A new report, Impacts Of A Warming Arctic, by a multi-government-backed scientific group, acknowledges the deep problems faced by humanity regarding global warming.
But it also points to possible benefits for oil exploration, extraction and shipping with possible energy industry advances for the artic "sub region", including Alaska and western Canada.
The Arctic Council is an intergovernmental forum comprising Canada, Denmark, Finland, Iceland, Norway, Russia, Sweden, and the United States. The International Arctic Science Committee (IASC) is a non-governmental organisation that facilitates cooperation in all aspects of arctic research.
Their report says: "Extensive oil and gas reserves have been discovered in Alaska along the Beaufort sea coast and ... offshore oil exploration and production are likely to benefit from less extensive and thinner ice."
Marine access to oil, gas and mineral resources is likely to improve as sea ice retreats
They also note that the Canadian "northwest passage" is likely to offer opportunities for oil and commodity shipping. "The costs and benefits of a longer shipping season in the Canadian arctic areas are likely to be significant."
Siberia will also see "the opening of the Northern Sea Route to commercial shipping. Summertime access to most coastal waters of the Eurasian arctic is projected to be relatively ice free within a few decades, with much more extensive melting later in the century."
This means that the "oil and natural gas industries are likely to [have] improved access by sea".
Norway's oil industry, traditionally one of the biggest in the world, will also see benefits from this unprecedented climatic change as "marine access to oil, gas and mineral resources is likely to improve as sea ice retreats".
But this is where the "good news" ends.
The report draws less than positive conclusions about global warming and its effects on the artic wilderness. Rather than assuming a positive note, much of the effects of increased access to oil deposits are in fact negative.
Oil spills will increase and access by land may be harder. In fact any possible benefit that the oil industry may receive will be outweighed by the deep disadvantages global warming will bring.

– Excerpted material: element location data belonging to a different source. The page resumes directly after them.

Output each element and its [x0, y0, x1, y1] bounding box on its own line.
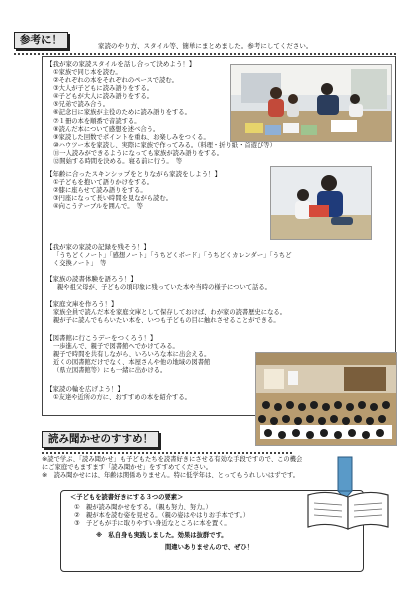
list-item: ⑩ハウツー本を家読し、実際に家族で作ってみる。（料理・折り紙・首遊び等）: [53, 141, 276, 149]
header-badge-label: 参考に！: [20, 34, 62, 46]
section-visit-title: 【図書館に行こうデーをつくろう！】: [46, 334, 157, 342]
list-item: ⑫開始する時間を決める。寝る前に行う。 等: [53, 158, 183, 166]
photo-school-hall: [255, 352, 397, 446]
list-item: ①家族で同じ本を読む。: [53, 69, 122, 76]
list-item: ① 親が読み聞かせをする。（親も努力、努力。）: [74, 504, 212, 511]
list-item: ⑧読んだ本について感想を述べ合う。: [53, 125, 160, 133]
three-elements-footer-2: 間違いありませんので、ぜひ！: [165, 544, 254, 551]
section-record-title: 【我が家の家読の記録を残そう！】: [46, 243, 150, 251]
section-record-list: [53, 252, 292, 268]
list-item: ③ 子どもが手に取りやすい身近なところに本を置く。: [74, 520, 231, 528]
section-experience-list: [57, 284, 271, 292]
section-library-list: [53, 309, 286, 325]
list-item: ⑥記念日に家族が主役のために読み語りをする。: [53, 109, 191, 117]
section-library-title: 【家庭文庫を作ろう！】: [46, 300, 118, 308]
list-item: 「うちどくノート」「感想ノート」「うちどくボード」「うちどくカレンダー」「うちど: [53, 252, 292, 259]
list-item: 家族全員で読んだ本を家庭文庫として保存しておけば、わが家の読書歴史になる。: [53, 309, 286, 316]
list-item: 一歩進んで、親子で図書館へでかけてみる。: [53, 343, 179, 350]
section-skinship-list: [53, 179, 172, 211]
list-item: ②膝に座らせて読み語りをする。: [53, 187, 147, 195]
reading-aloud-dotted-rule: [42, 452, 292, 454]
reading-aloud-badge: [42, 431, 159, 448]
section-skinship-title: 【年齢に合ったスキンシップをとりながら家読をしよう！】: [46, 170, 222, 178]
list-item: ⑪一人読みができるようになっても家族が読み語りをする。: [53, 149, 224, 157]
section-spread-list: [53, 394, 191, 402]
header-intro: 家読のやり方、スタイル等、簡単にまとめました。参考にしてください。: [98, 42, 313, 50]
three-elements-list: [74, 504, 249, 528]
section-visit-list: [53, 343, 210, 375]
header-dotted-rule: [14, 53, 396, 55]
section-spread-title: 【家読の輪を広げよう！】: [46, 385, 124, 393]
list-item: ⑤兄弟で読み合う。: [53, 101, 110, 109]
three-elements-title: ＜子どもを読書好きにする３つの要素＞: [70, 494, 184, 501]
reading-aloud-line: ※読で学ぶ、「読み聞かせ」も子どもたちを読書好きにさせる有効な手段ですので、この機会: [42, 456, 303, 463]
list-item: （県立図書館等）にも一緒に出かける。: [53, 367, 167, 375]
list-item: 親子で時間を共有しながら、いろいろな本に出会える。: [53, 351, 211, 359]
photo-family-reading: [230, 64, 392, 142]
list-item: 親や祖父母が、子どもの頃印象に残っていた本や当時の様子について話る。: [57, 284, 271, 291]
list-item: ②それぞれの本をそれぞれのペースで読む。: [53, 77, 178, 85]
list-item: ①子どもを抱いて語りかけをする。: [53, 179, 154, 186]
reading-aloud-body: [42, 456, 302, 480]
list-item: ⑦１冊の本を順番で音読する。: [53, 117, 141, 125]
section-experience-title: 【家族の読書体験を語ろう！】: [46, 275, 137, 283]
list-item: ② 親が本を読む姿を見せる。（親の姿はやはりお手本です。）: [74, 512, 250, 520]
list-item: ③円座になって長い時間を見ながら読む。: [53, 195, 172, 203]
photo-parent-child: [270, 166, 372, 240]
three-elements-footer-1: ※ 私自身も実践しました。効果は抜群です。: [96, 532, 228, 539]
list-item: ①友達や近所の方に、おすすめの本を紹介する。: [53, 394, 191, 401]
list-item: ④向こうテーブルを囲んで。 等: [53, 203, 143, 211]
list-item: く交換ノート」 等: [53, 260, 107, 268]
list-item: ④子どもが大人に読み語りをする。: [53, 93, 154, 101]
list-item: 近くの図書館だけでなく、本屋さんや他の地域の図書館: [53, 359, 211, 367]
reading-aloud-line: にご家庭でもますます「読み聞かせ」をすすめてください。: [42, 464, 213, 472]
section-style-title: 【我が家の家読スタイルを話し合って決めよう！】: [46, 60, 196, 68]
header-badge: [14, 32, 68, 49]
reading-aloud-line: ※ 読み聞かせには、年齢は関係ありません。特に低学年は、とってもうれしいはずです。: [42, 472, 300, 480]
list-item: ⑨家読した回数でポイントを重ね、お楽しみをつくる。: [53, 133, 210, 141]
open-book-icon: [300, 455, 400, 535]
list-item: ③大人が子どもに読み語りをする。: [53, 85, 154, 93]
list-item: 親が子に読んでもらいたい本を、いつも子どもの目に触れさせることができる。: [53, 317, 280, 325]
reading-aloud-badge-label: 読み聞かせのすすめ！: [48, 433, 154, 445]
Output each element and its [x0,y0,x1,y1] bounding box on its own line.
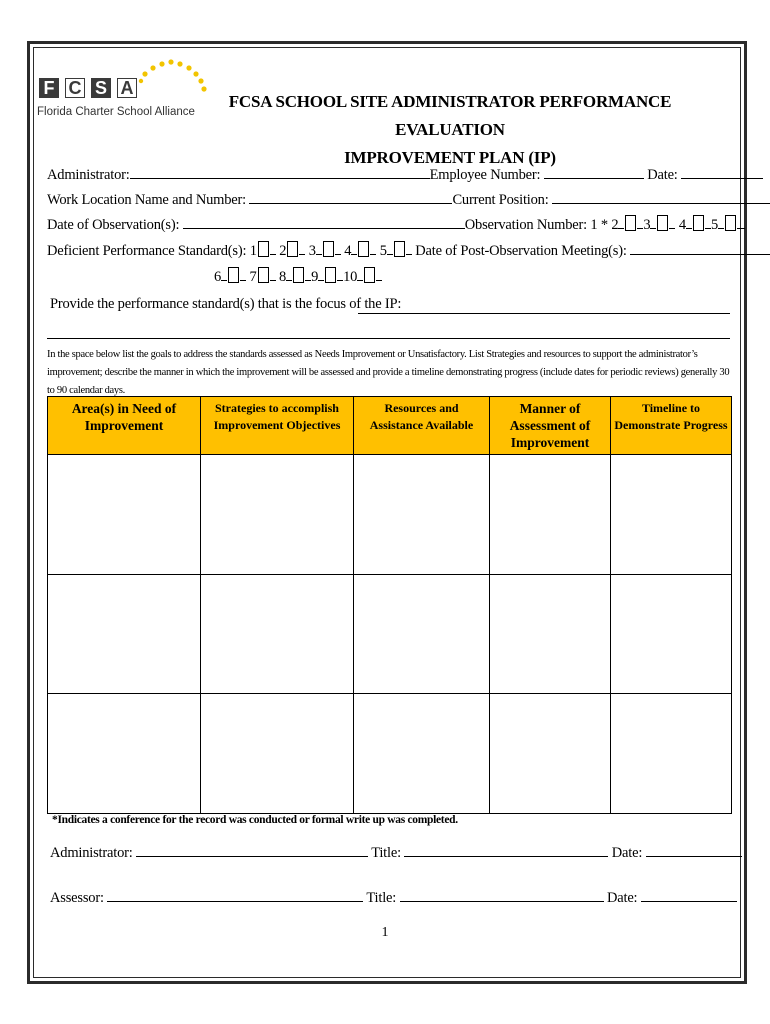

Some of those dangers are already here.
As ice roads melt "access to resources by land is likely to be hampered in many places due to a shortening of the season during which the ground is sufficiently frozen for travel", the report says.
Locals adversely affected
Local economies, local culture, health and the diversity of arctic nature are all likely to be adversely affected.
Oil spills will increase and access by land may be harder
"Tidal forces" are likely to be much stronger, erosion and damage along coastlines will probably be significantly greater.
Infrastructure, including oil pipelines, rigs and associated buildings are going to falter and fail as the ground underneath them starts to melt.
"Coastal erosion will pose increasing problems for some ports, tanker terminals and other industrial facilities. Some towns and industrial facilities are already facing severe damage and some are facing relocation as warming begins to take its toll."
In Russia, there are signs of what may be to come. Oil works built on the softening, eroding land are no longer safe from the elements. In fact their very existence may be their undoing.
"The [Russian] oil storage facility at Varandei on the Pechora Sea was built on a barrier island. Damage to the dunes and beach due to the facility's construction and use have accelerated natural rates of coastal erosion. The reduction in sea ice, thawing coastal permafrost, rising sea level are projected to exacerbate the existing erosion problem," the report says.
Artic oil spills can cause problems
for some species for many years
As a result, the rusting Russian storage tanks now sit just metres from the raging tides.
As the ice caps melt a litany of new problems will be brought by the oil industry. Oil spills in the arctic "last much longer and are far worse than first suspected", the committee warns.
These spills will be hampered by political questions, such as those over shipping lane sovereignty, which country will own the new shipping, who will clean up the spills and will the tax payers of the arctic nations be prepared to pay for oil industry spillage in difficult to access areas?
Costs outweigh benefits
As well as the political, there are practical questions.
Oil spills in icy areas are much harder to clean up than those in open seas. A study of the oil spills from the Exxon Valdez in 1989, quoted by the IASC, show that the "oil is like it was two or three weeks after the spill." These spills will cause "chronic problems that will continue for some species for many years".
Meanwhile obvious problems associated with broken oil pipelines are becoming readily apparent, even now.
"Structural failures of industrial infrastructure are becoming more common ... oil and gas pipelines are breaking, causing accidents and spills that have removed large amounts of land from use because of soil contamination," the report warns.
So, even if the oil industry can benefit from increased sea borne access, it may well find the benefits are outweighed by the costly collapse of its land facilities.
While a select number of oil businesses may profit, the report makes clear that the environmental catastrophe will not benefit the wider human or natural community.
Instead, arctic global warming will bring about expensive and far reaching damage to the societies ranged along it, something the eight governments who commissioned the report may well have to take on board.